Vous la connaissez comme moi, mon ami, cette Lorely, ou Lorelei, — la fée du Rhin, — dont les pieds rosés s’appuient sans glisser sur les rochers humides de Baccarach, près de Coblentz. Vous l’avez aperçue sans doute avec sa tête au col flexible qui se dresse sur son corps penché. Sa coiffe de velours grenat, à retroussis de drap d’or, brille au loin comme la crête sanglante du vieux dragon de l’Éden.
Sa longue chevelure blonde tombe à sa droite sur ses blanches épaules, comme un fleuve d’or qui s’épancherait dans les eaux verdâtres du fleuve. Son genou plié relève l’envers chamarré de sa robe de brocard, et ne laisse paraître que certains plis obscurs de l’étoffe verte qui se colle à ses flancs.
Son bras gauche entoure négligemment la mandore des vieux Minnesængers de Thuringe, et entre ses beaux seins, aimantés de rose, étincelle le ruban pailleté qui retient faiblement les plis de lin de sa tunique.

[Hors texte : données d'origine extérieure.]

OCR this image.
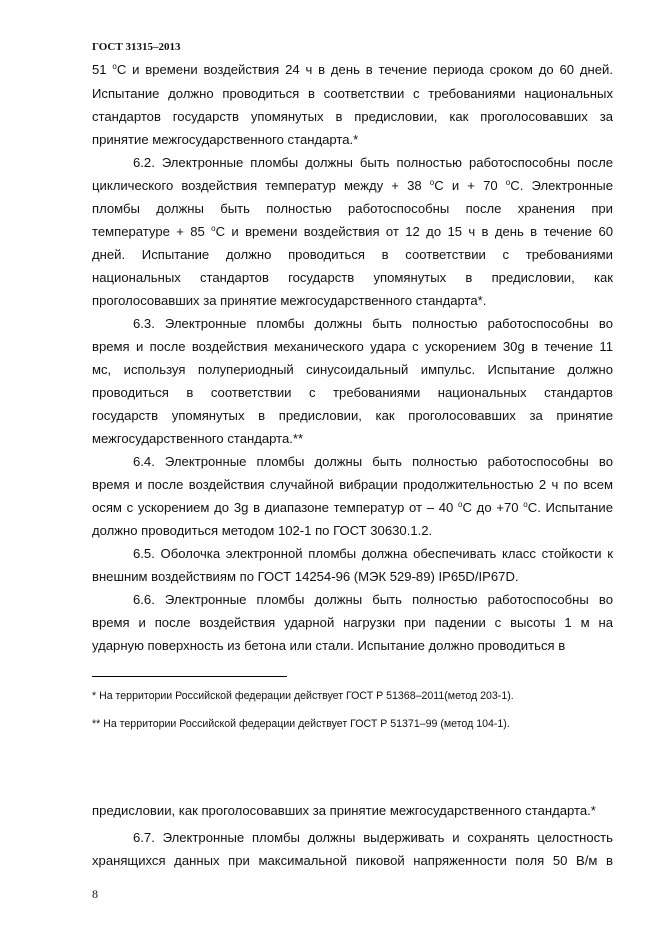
ГОСТ 31315–2013
51 $^o$С и времени воздействия 24 ч в день в течение периода сроком до 60 дней.
Испытание должно проводиться в соответствии с требованиями национальных
стандартов государств упомянутых в предисловии, как проголосовавших за
принятие межгосударственного стандарта.*
6.2. Электронные пломбы должны быть полностью работоспособны после
циклического воздействия температур между + 38 $^о$С и + 70 $^о$С. Электронные
пломбы должны быть полностью работоспособны после хранения при
температуре + 85 $^о$С и времени воздействия от 12 до 15 ч в день в течение 60
дней. Испытание должно проводиться в соответствии с требованиями
национальных стандартов государств упомянутых в предисловии, как
проголосовавших за принятие межгосударственного стандарта*.
6.3. Электронные пломбы должны быть полностью работоспособны во
время и после воздействия механического удара с ускорением 30g в течение 11
мс, используя полупериодный синусоидальный импульс. Испытание должно
проводиться в соответствии с требованиями национальных стандартов
государств упомянутых в предисловии, как проголосовавших за принятие
межгосударственного стандарта.**
6.4. Электронные пломбы должны быть полностью работоспособны во
время и после воздействия случайной вибрации продолжительностью 2 ч по всем
осям с ускорением до 3g в диапазоне температур от – 40 $^о$С до +70 $^о$С. Испытание
должно проводиться методом 102-1 по ГОСТ 30630.1.2.
6.5. Оболочка электронной пломбы должна обеспечивать класс стойкости к
внешним воздействиям по ГОСТ 14254-96 (МЭК 529-89) IP65D/IP67D.
6.6. Электронные пломбы должны быть полностью работоспособны во
время и после воздействия ударной нагрузки при падении с высоты 1 м на
ударную поверхность из бетона или стали. Испытание должно проводиться в
* На территории Российской федерации действует ГОСТ Р 51368–2011(метод 203-1).
** На территории Российской федерации действует ГОСТ Р 51371–99 (метод 104-1).
предисловии, как проголосовавших за принятие межгосударственного стандарта.*
6.7. Электронные пломбы должны выдерживать и сохранять целостность
хранящихся данных при максимальной пиковой напряженности поля 50 В/м в
8
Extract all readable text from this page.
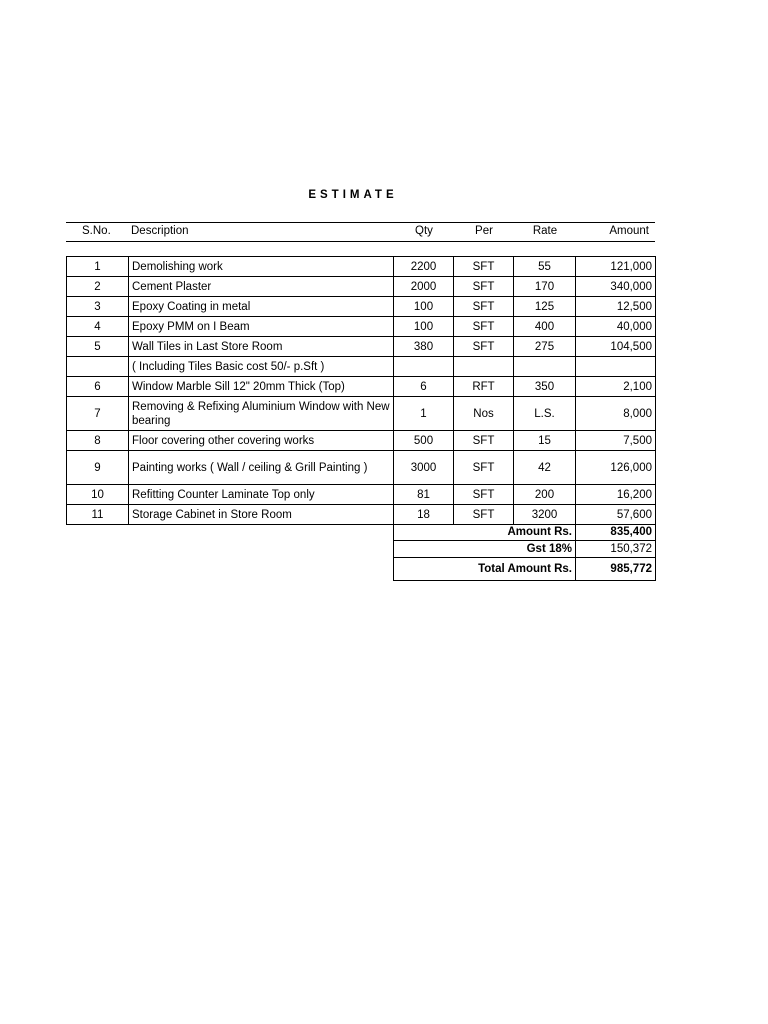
ESTIMATE
S.No. Description	Qty	Per	Rate	Amount
1	Demolishing work	2200	SFT	55	121,000
2	Cement Plaster	2000	SFT	170	340,000
3	Epoxy Coating in metal	100	SFT	125	12,500
4	Epoxy PMM on I Beam	100	SFT	400	40,000
5	Wall Tiles in Last Store Room	380	SFT	275	104,500
	( Including Tiles Basic cost 50/- p.Sft )				
6	Window Marble Sill 12" 20mm Thick (Top)	6	RFT	350	2,100
7	Removing & Refixing Aluminium Window with New bearing	1	Nos	L.S.	8,000
8	Floor covering other covering works	500	SFT	15	7,500
9	Painting works ( Wall / ceiling & Grill Painting )	3000	SFT	42	126,000
10	Refitting Counter Laminate Top only	81	SFT	200	16,200
11	Storage Cabinet in Store Room	18	SFT	3200	57,600
Amount Rs.	835,400
Gst 18%	150,372
Total Amount Rs.	985,772
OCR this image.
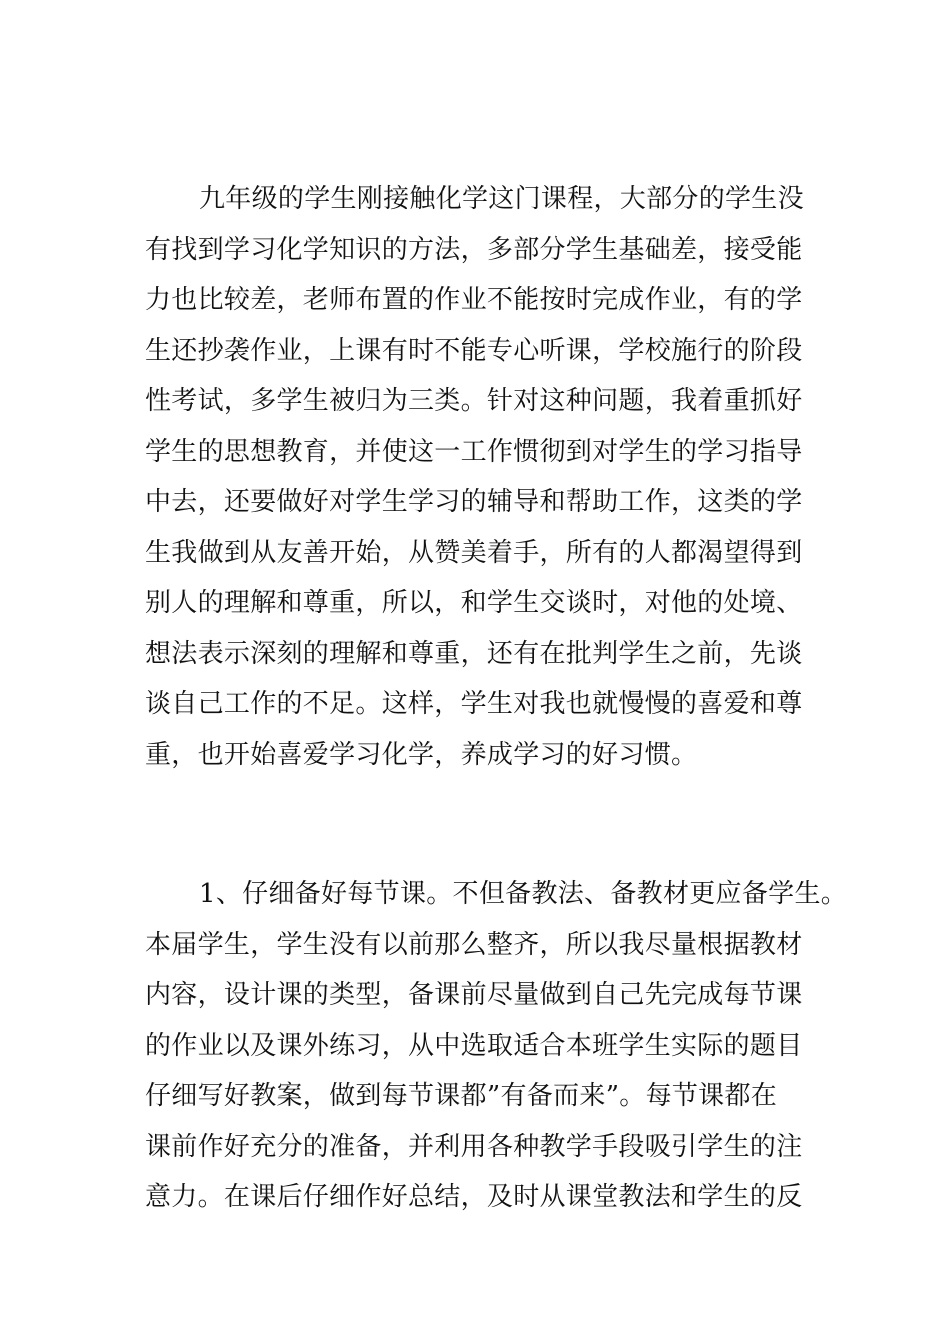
九年级的学生刚接触化学这门课程，大部分的学生没
有找到学习化学知识的方法，多部分学生基础差，接受能
力也比较差，老师布置的作业不能按时完成作业，有的学
生还抄袭作业，上课有时不能专心听课，学校施行的阶段
性考试，多学生被归为三类。针对这种问题，我着重抓好
学生的思想教育，并使这一工作惯彻到对学生的学习指导
中去，还要做好对学生学习的辅导和帮助工作，这类的学
生我做到从友善开始，从赞美着手，所有的人都渴望得到
别人的理解和尊重，所以，和学生交谈时，对他的处境、
想法表示深刻的理解和尊重，还有在批判学生之前，先谈
谈自己工作的不足。这样，学生对我也就慢慢的喜爱和尊
重，也开始喜爱学习化学，养成学习的好习惯。

1、仔细备好每节课。不但备教法、备教材更应备学生。
本届学生，学生没有以前那么整齐，所以我尽量根据教材
内容，设计课的类型，备课前尽量做到自己先完成每节课
的作业以及课外练习，从中选取适合本班学生实际的题目
仔细写好教案，做到每节课都”有备而来”。每节课都在
课前作好充分的准备，并利用各种教学手段吸引学生的注
意力。在课后仔细作好总结，及时从课堂教法和学生的反
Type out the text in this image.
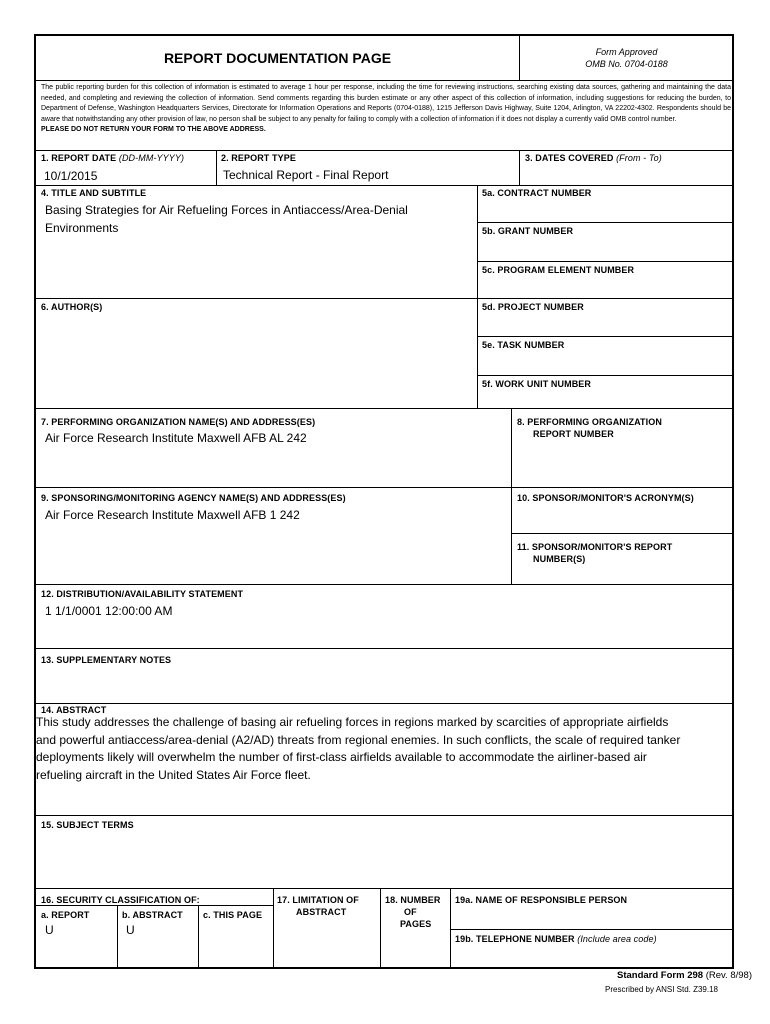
REPORT DOCUMENTATION PAGE	Form Approved
OMB No. 0704-0188
The public reporting burden for this collection of information is estimated to average 1 hour per response, including the time for reviewing instructions, searching existing data sources, gathering and maintaining the data needed, and completing and reviewing the collection of information. Send comments regarding this burden estimate or any other aspect of this collection of information, including suggestions for reducing the burden, to Department of Defense, Washington Headquarters Services, Directorate for Information Operations and Reports (0704-0188), 1215 Jefferson Davis Highway, Suite 1204, Arlington, VA 22202-4302. Respondents should be aware that notwithstanding any other provision of law, no person shall be subject to any penalty for failing to comply with a collection of information if it does not display a currently valid OMB control number.
PLEASE DO NOT RETURN YOUR FORM TO THE ABOVE ADDRESS.
1. REPORT DATE (DD-MM-YYYY)
10/1/2015
2. REPORT TYPE
Technical Report - Final Report
3. DATES COVERED (From - To)
4. TITLE AND SUBTITLE
Basing Strategies for Air Refueling Forces in Antiaccess/Area-Denial
Environments
5a. CONTRACT NUMBER
5b. GRANT NUMBER
5c. PROGRAM ELEMENT NUMBER
6. AUTHOR(S)	5d. PROJECT NUMBER
5e. TASK NUMBER
5f. WORK UNIT NUMBER
7. PERFORMING ORGANIZATION NAME(S) AND ADDRESS(ES)
Air Force Research Institute Maxwell AFB AL 242
8. PERFORMING ORGANIZATION
REPORT NUMBER
9. SPONSORING/MONITORING AGENCY NAME(S) AND ADDRESS(ES)
Air Force Research Institute Maxwell AFB 1 242
10. SPONSOR/MONITOR'S ACRONYM(S)
11. SPONSOR/MONITOR'S REPORT
NUMBER(S)
12. DISTRIBUTION/AVAILABILITY STATEMENT
1 1/1/0001 12:00:00 AM
13. SUPPLEMENTARY NOTES
14. ABSTRACT
This study addresses the challenge of basing air refueling forces in regions marked by scarcities of appropriate airfields
and powerful antiaccess/area-denial (A2/AD) threats from regional enemies. In such conflicts, the scale of required tanker
deployments likely will overwhelm the number of first-class airfields available to accommodate the airliner-based air
refueling aircraft in the United States Air Force fleet.
15. SUBJECT TERMS
16. SECURITY CLASSIFICATION OF:
a. REPORT
U
b. ABSTRACT
U
c. THIS PAGE
17. LIMITATION OF
ABSTRACT
18. NUMBER
OF
PAGES
19a. NAME OF RESPONSIBLE PERSON
19b. TELEPHONE NUMBER (Include area code)
Standard Form 298 (Rev. 8/98)
Prescribed by ANSI Std. Z39.18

Son sourire est doué d’une grâce invincible et sa bouche entr’ouverte laisse échapper les chants de l’antique syrène.
Je l’avais aperçue déjà dans la nuit, sur cette rive où la vigne verdoie et jaunit tour à tour, relevée au loin par la sombre couleur des sapins et par la pierre rouge de ces châteaux et de ces forts, dont les balistes des Romains, les engins de guerre de Frédéric Barberousse et les canons de Louis XIV ont édenté les vieilles murailles.
Hé bien, mon ami, cette fée radieuse des brouillards, cette ondine fatale comme toutes les nixes du Nord qu’a chantées Henri Heine, elle me fait signe toujours : elle m’attire encore une fois !
Je devrais me méfier pourtant de sa grâce trompeuse, — car son nom même signifie en même temps charme et mensonge ; et une fois déjà je me suis trouvé jeté sur la rive, brisé dans mes espoirs et dans mes amours, et bien tristement réveillé d’un songe heureux qui promettait d’être éternel.
On m’avait cru mort de ce naufrage, et l’amitié, d’abord inquiète, m’a conféré d’avance des honneurs que je ne me rappelle qu’en rougissant, mais dont plus tard peut-être je me croirai plus digne.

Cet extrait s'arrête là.